On a warm afternoon last October, Woodland Hills resident Richard Linder carefully printed "House for Rent" on six pieces of 8 1/2-by-11-inch paper, stuffed a box of thumb tacksin his pocket and drove around Van Nuys pinning the sheets on telephone poles.
Last week, a stunned Linder discovered that the mundane task would cost him $194.20. "Your signs have been illegally posted," stated a city letter, which ordered the 63-year-old contractor to pay a high price for creating "blighted conditions" in his community.
"I'm shocked. I'm just a little guy trying to rent a house," Linder said. "I freely admit I hung the signs. But this seems like a severe penalty for tacking a sign on a pole."
Linder is among 528 Los Angeles residents who have received the first batch of costly bills from the Los Angeles Department of Public Works as part of an aggressive new law-enforcement program in which city crews are tearing away illegally posted signs and billing offenders for the removal service.
The days of stapling, nailing and taping everything from "Garage Sale," "For Sale" and even "Lost Dog" signs on telephone and street lights poles are over, public works officials said. The city aims to slap heavy fees on lawbreakers--homeowners, big developers and entrepreneurs alike--to deter them from what has long been a widespread practice.
"You can no longer use public property as a free form of advertising," said Patrick D. Howard, director of the Public Works Department's Bureau of Street Maintenance. "This type of blight is offensive to a vast majority of the population. It is visual pollution. Our goal is to stop it."
The tough law, approved by the City Council last August, was born out of vehement complaints from homeowners who scorn the multitude of real estate and other signs that clutter city streets. At times over the last three years, anger has reached such heights that self-proclaimed "sign vigilantes" roved streets ripping down outlaw posters to protest weak city sign ordinances.
Although tacking signs on public property has been a misdemeanor offense for more than 40 years, city officials had to actually catch an offender in the act to bring charges. Only a handful of violators had been prosecuted in the last few years, officials said.
There are about half a million illegally posted signs citywide on any given day, an estimate reached by a sample survey of busy thoroughfares, street maintenance officials said.
The new law, introduced by Councilman Hal Bernson, assumes that the person benefiting from the sign can be held responsible to pay the cost for its removal.
So, in Linder's case, as well as in scores of others from dance hall operators to religious organizations, 16 city work crews have torn and peeled away their signs, tracked down the owners and billed them for the cost of the removal job.

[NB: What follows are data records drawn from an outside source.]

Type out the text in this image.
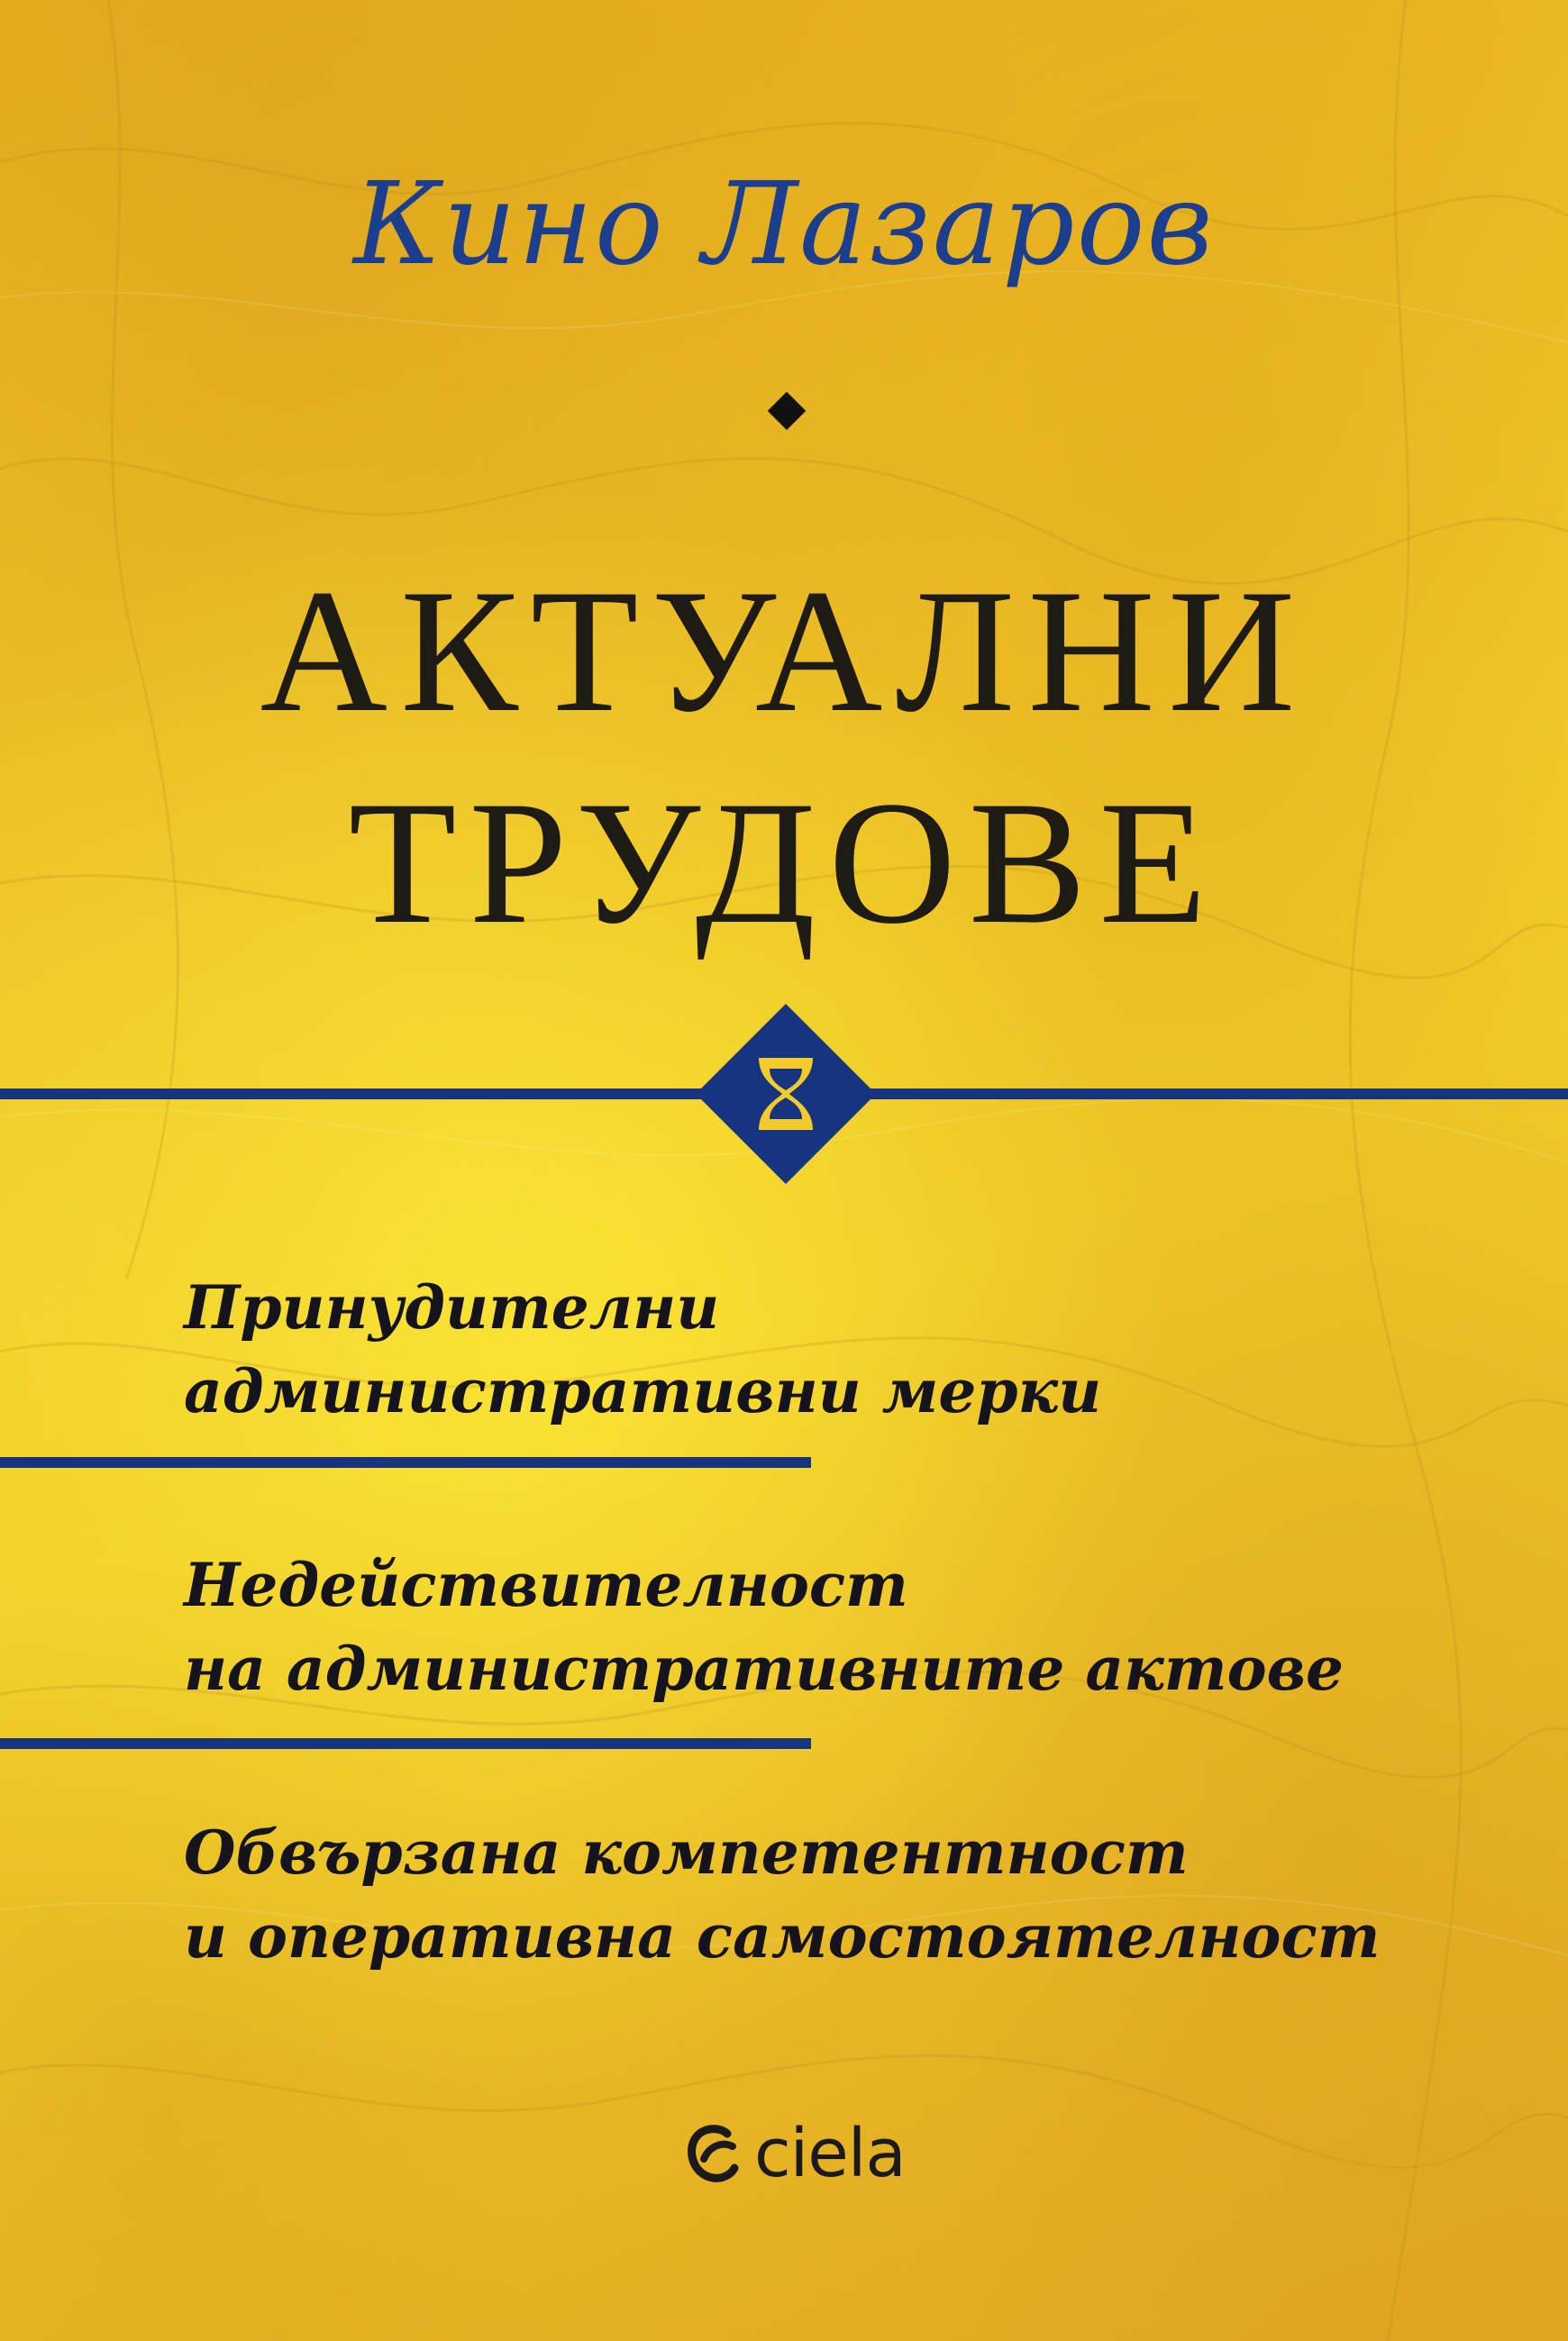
Кино Лазаров
АКТУАЛНИ
ТРУДОВЕ
Принудителни
административни мерки
Недействителност
на административните актове
Обвързана компетентност
и оперативна самостоятелност
ciela
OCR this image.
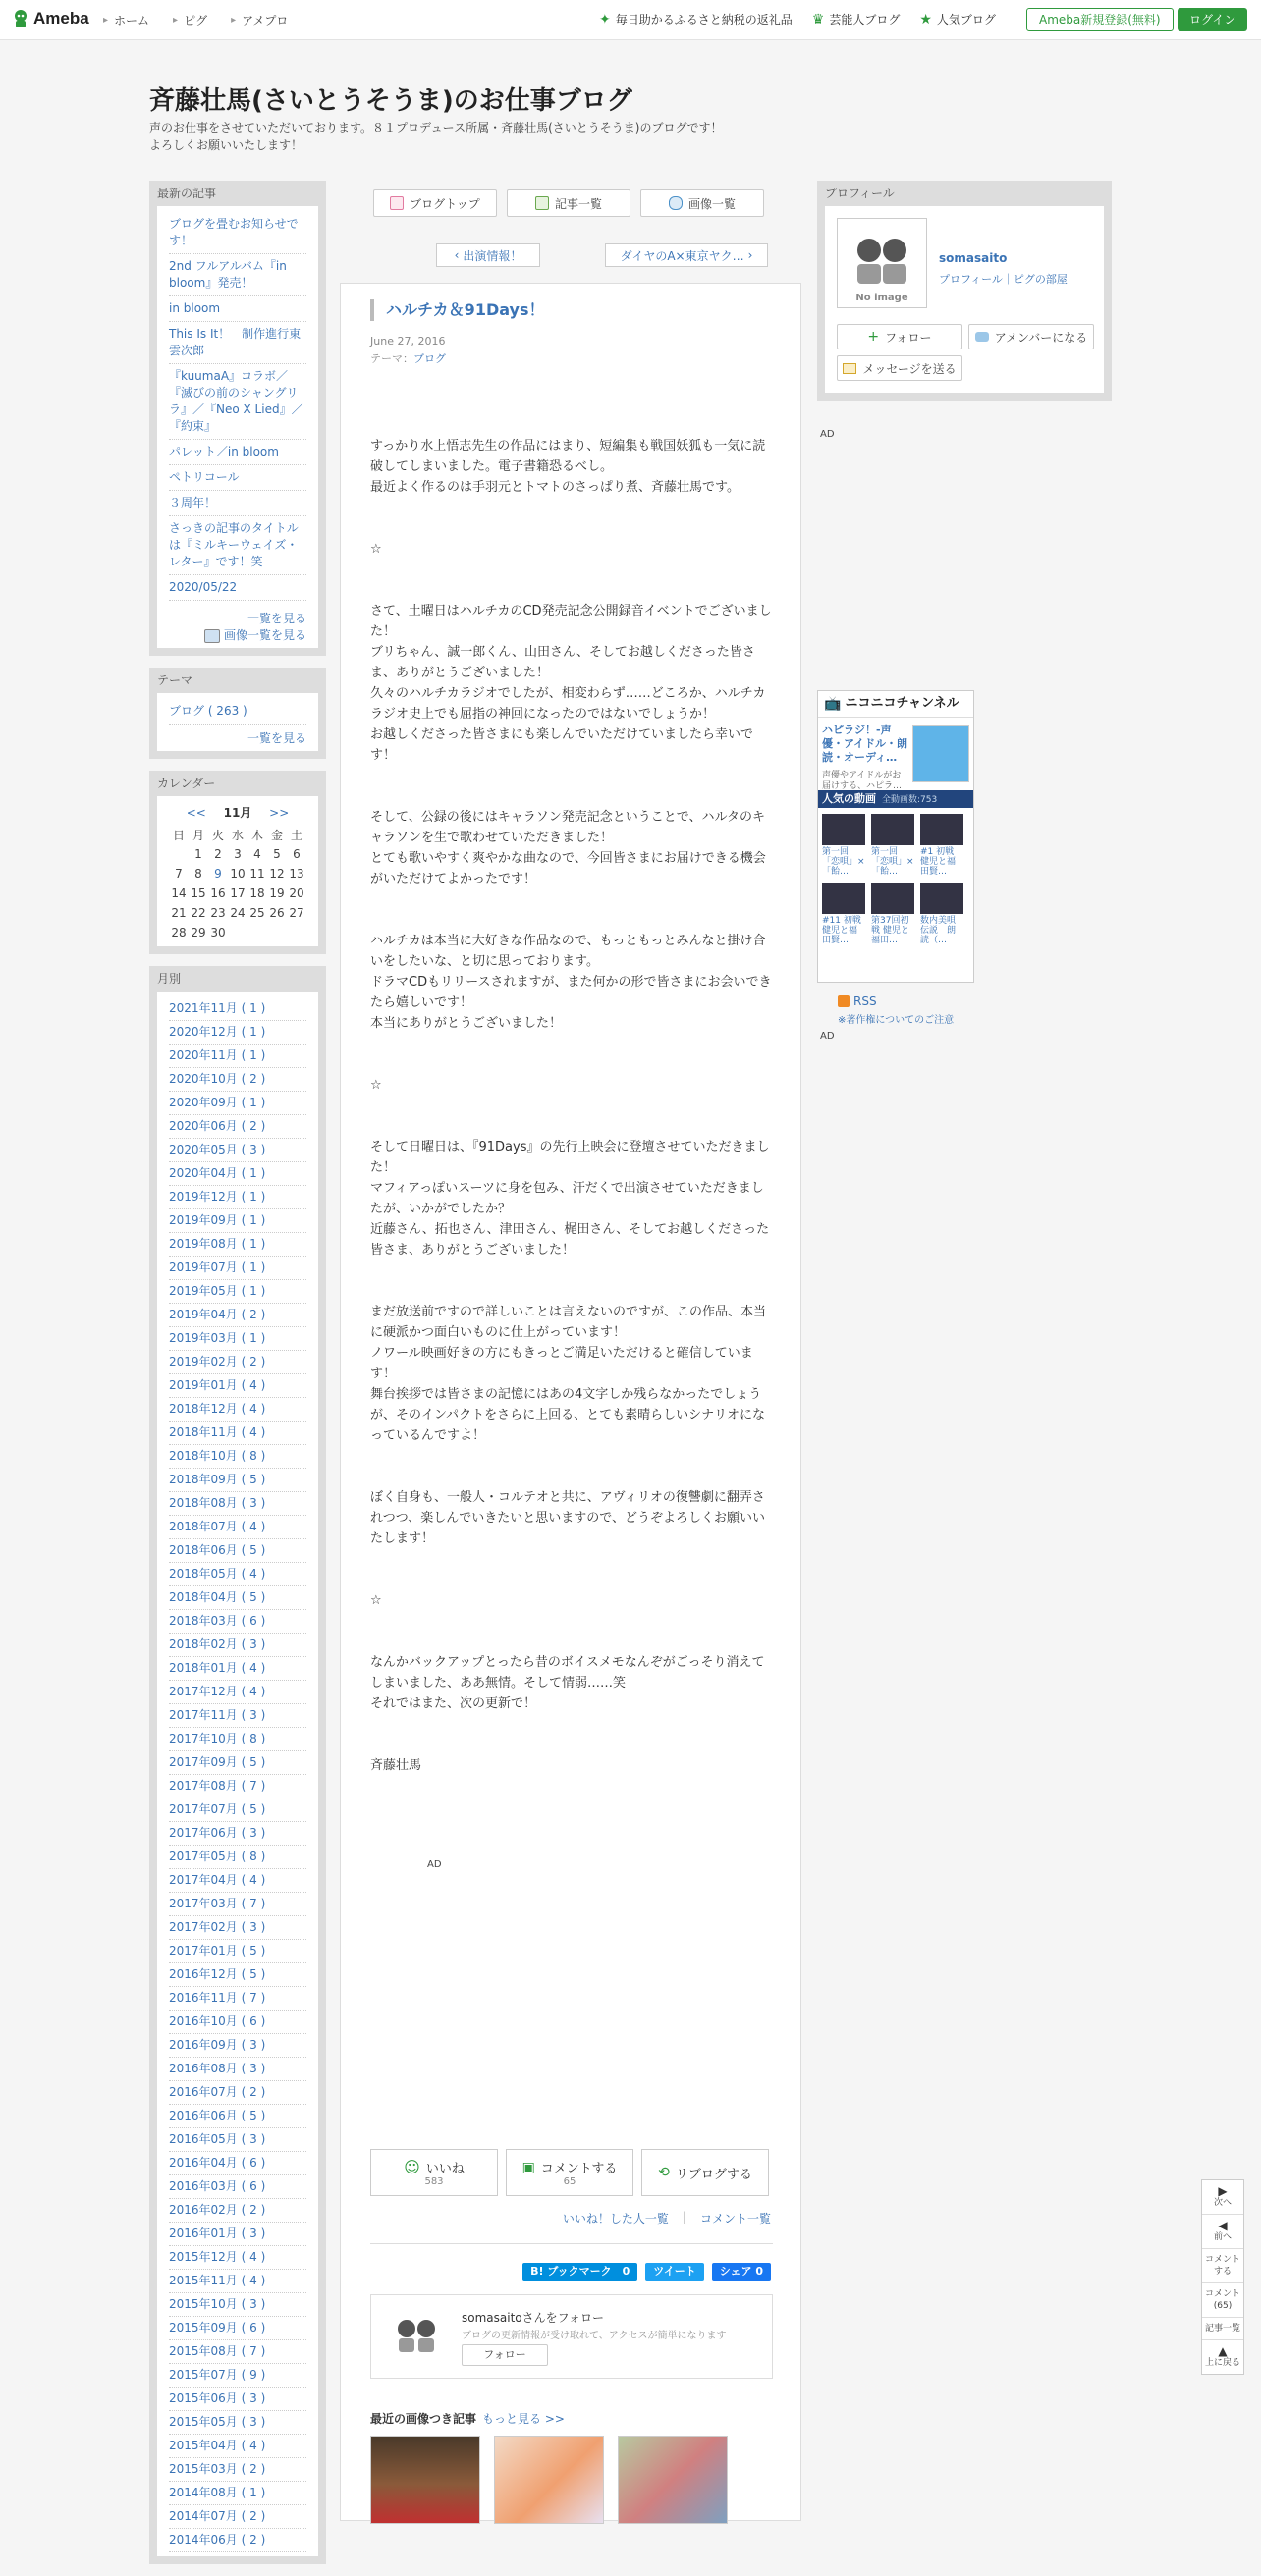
Ameba ▸ ホーム ▸ ピグ ▸ アメプロ	✦ 毎日助かるふるさと納税の返礼品 ♛ 芸能人ブログ ★ 人気ブログ	Ameba新規登録(無料)	ログイン
斉藤壮馬(さいとうそうま)のお仕事ブログ
声のお仕事をさせていただいております。８１プロデュース所属・斉藤壮馬(さいとうそうま)のブログです！
よろしくお願いいたします！
最新の記事
ブログを畳むお知らせです！
2nd フルアルバム『in bloom』発売！
in bloom
This Is It！　制作進行東雲次郎
『kuumaA』コラボ／『滅びの前のシャングリラ』／『Neo X Lied』／『約束』
パレット／in bloom
ペトリコール
３周年！
さっきの記事のタイトルは『ミルキーウェイズ・レター』です！笑
2020/05/22
一覧を見る
画像一覧を見る
テーマ
ブログ ( 263 )
一覧を見る
カレンダー
<< 11月 >>
日	月	火	水	木	金	土
	1	2	3	4	5	6
7	8	9	10	11	12	13
14	15	16	17	18	19	20
21	22	23	24	25	26	27
28	29	30				
月別
2021年11月 ( 1 )
2020年12月 ( 1 )
2020年11月 ( 1 )
2020年10月 ( 2 )
2020年09月 ( 1 )
2020年06月 ( 2 )
2020年05月 ( 3 )
2020年04月 ( 1 )
2019年12月 ( 1 )
2019年09月 ( 1 )
2019年08月 ( 1 )
2019年07月 ( 1 )
2019年05月 ( 1 )
2019年04月 ( 2 )
2019年03月 ( 1 )
2019年02月 ( 2 )
2019年01月 ( 4 )
2018年12月 ( 4 )
2018年11月 ( 4 )
2018年10月 ( 8 )
2018年09月 ( 5 )
2018年08月 ( 3 )
2018年07月 ( 4 )
2018年06月 ( 5 )
2018年05月 ( 4 )
2018年04月 ( 5 )
2018年03月 ( 6 )
2018年02月 ( 3 )
2018年01月 ( 4 )
2017年12月 ( 4 )
2017年11月 ( 3 )
2017年10月 ( 8 )
2017年09月 ( 5 )
2017年08月 ( 7 )
2017年07月 ( 5 )
2017年06月 ( 3 )
2017年05月 ( 8 )
2017年04月 ( 4 )
2017年03月 ( 7 )
2017年02月 ( 3 )
2017年01月 ( 5 )
2016年12月 ( 5 )
2016年11月 ( 7 )
2016年10月 ( 6 )
2016年09月 ( 3 )
2016年08月 ( 3 )
2016年07月 ( 2 )
2016年06月 ( 5 )
2016年05月 ( 3 )
2016年04月 ( 6 )
2016年03月 ( 6 )
2016年02月 ( 2 )
2016年01月 ( 3 )
2015年12月 ( 4 )
2015年11月 ( 4 )
2015年10月 ( 3 )
2015年09月 ( 6 )
2015年08月 ( 7 )
2015年07月 ( 9 )
2015年06月 ( 3 )
2015年05月 ( 3 )
2015年04月 ( 4 )
2015年03月 ( 2 )
2014年08月 ( 1 )
2014年07月 ( 2 )
2014年06月 ( 2 )
ブログトップ	記事一覧	画像一覧
‹ 出演情報！	ダイヤのA×東京ヤク… ›
ハルチカ＆91Days！
June 27, 2016
テーマ：ブログ

すっかり水上悟志先生の作品にはまり、短編集も戦国妖狐も一気に読破してしまいました。電子書籍恐るべし。
最近よく作るのは手羽元とトマトのさっぱり煮、斉藤壮馬です。

☆

さて、土曜日はハルチカのCD発売記念公開録音イベントでございました！
ブリちゃん、誠一郎くん、山田さん、そしてお越しくださった皆さま、ありがとうございました！
久々のハルチカラジオでしたが、相変わらず……どころか、ハルチカラジオ史上でも屈指の神回になったのではないでしょうか！
お越しくださった皆さまにも楽しんでいただけていましたら幸いです！

そして、公録の後にはキャラソン発売記念ということで、ハルタのキャラソンを生で歌わせていただきました！
とても歌いやすく爽やかな曲なので、今回皆さまにお届けできる機会がいただけてよかったです！

ハルチカは本当に大好きな作品なので、もっともっとみんなと掛け合いをしたいな、と切に思っております。
ドラマCDもリリースされますが、また何かの形で皆さまにお会いできたら嬉しいです！
本当にありがとうございました！

☆

そして日曜日は、『91Days』の先行上映会に登壇させていただきました！
マフィアっぽいスーツに身を包み、汗だくで出演させていただきましたが、いかがでしたか？
近藤さん、拓也さん、津田さん、梶田さん、そしてお越しくださった皆さま、ありがとうございました！

まだ放送前ですので詳しいことは言えないのですが、この作品、本当に硬派かつ面白いものに仕上がっています！
ノワール映画好きの方にもきっとご満足いただけると確信しています！
舞台挨拶では皆さまの記憶にはあの4文字しか残らなかったでしょうが、そのインパクトをさらに上回る、とても素晴らしいシナリオになっているんですよ！

ぼく自身も、一般人・コルテオと共に、アヴィリオの復讐劇に翻弄されつつ、楽しんでいきたいと思いますので、どうぞよろしくお願いいたします！

☆

なんかバックアップとったら昔のボイスメモなんぞがごっそり消えてしまいました、ああ無情。そして情弱……笑
それではまた、次の更新で！

斉藤壮馬

AD
☺ いいね
583
▣ コメントする
65
⟲ リブログする
いいね！した人一覧 | コメント一覧
B! ブックマーク　0	ツイート	シェア 0
somasaitoさんをフォロー
ブログの更新情報が受け取れて、アクセスが簡単になります
フォロー
最近の画像つき記事 もっと見る >>
プロフィール
No image
somasaito
プロフィール｜ピグの部屋
+ フォロー	アメンバーになる
メッセージを送る
AD
📺 ニコニコチャンネル
ハピラジ！-声優・アイドル・朗読・オーディ…
声優やアイドルがお届けする、ハピラ…
人気の動画 全動画数:753
第一回「恋唄」×「飴…
第一回「恋唄」×「飴…
#1 初戦 健児と福田賢…
#11 初戦 健児と福田賢…
第37回初戦 健児と福田…
数内美唄伝説　朗読（…
RSS
※著作権についてのご注意
AD
▶
次へ
◀
前へ
コメントする
コメント(65)
記事一覧
▲
上に戻る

Officials said the law applies equally to political candidates who post election placards.
The first sign, regardless of its size, costs $190.40 to remove, an amount calculated by city accountants who tabulated the cost of a two-man crew, their new van, equipment and staff time to find the offender. Each additional sign costs $1.60 to remove because the crew is already on the job.
Those who use glue to paste up signs will be charged $48.50 for each additional removal because it takes crews longer to scrape the paper away with a chemical solution.
A two-person crew dons hard hats, gloves and goggles to remove up to 300 signs a day. And the work can be dangerous.
"All these staples and nails can come popping out at you," said Juan Reyes, 30, of Arleta, who often uses a shovel or crowbar to pry off stubborn nailed-in posters.
The workers take a Polaroid camera snapshot of the illegal posters for evidence and write down the information such as names, addresses and phone numbers on the sign. This is turned over to an inspector who tracks down and then bills the owner.
In the first Dec. 15 billing, the city has charged offenders a total of $119,108 for their misdeeds. Officials hope to collect more than $600,000 in fines this year to pay for the cost of running the program. So far, only $1,847 has been paid. Misdemeanor criminal charges may be filed against those who fail to pay within 30 days, Howard said.
Many incensed residents claim that they did not know the law was in place and have demanded first-offender leniency.
Surely, said Rabbi Boruch Shlomo Cunin of Chabad House in North Hollywood and West Los Angeles, the city will not charge his charitable organization $408 for posting dozens of "L'chayim to Life" telethon posters around town. "I intend to come to the hearing and bring the 1,000 posters we did not hang to show them since we became aware of the illegality of this," Cunin said. "We are a charitable organization that helps the homeless. We hope the city will be very kind to us and waive the fees."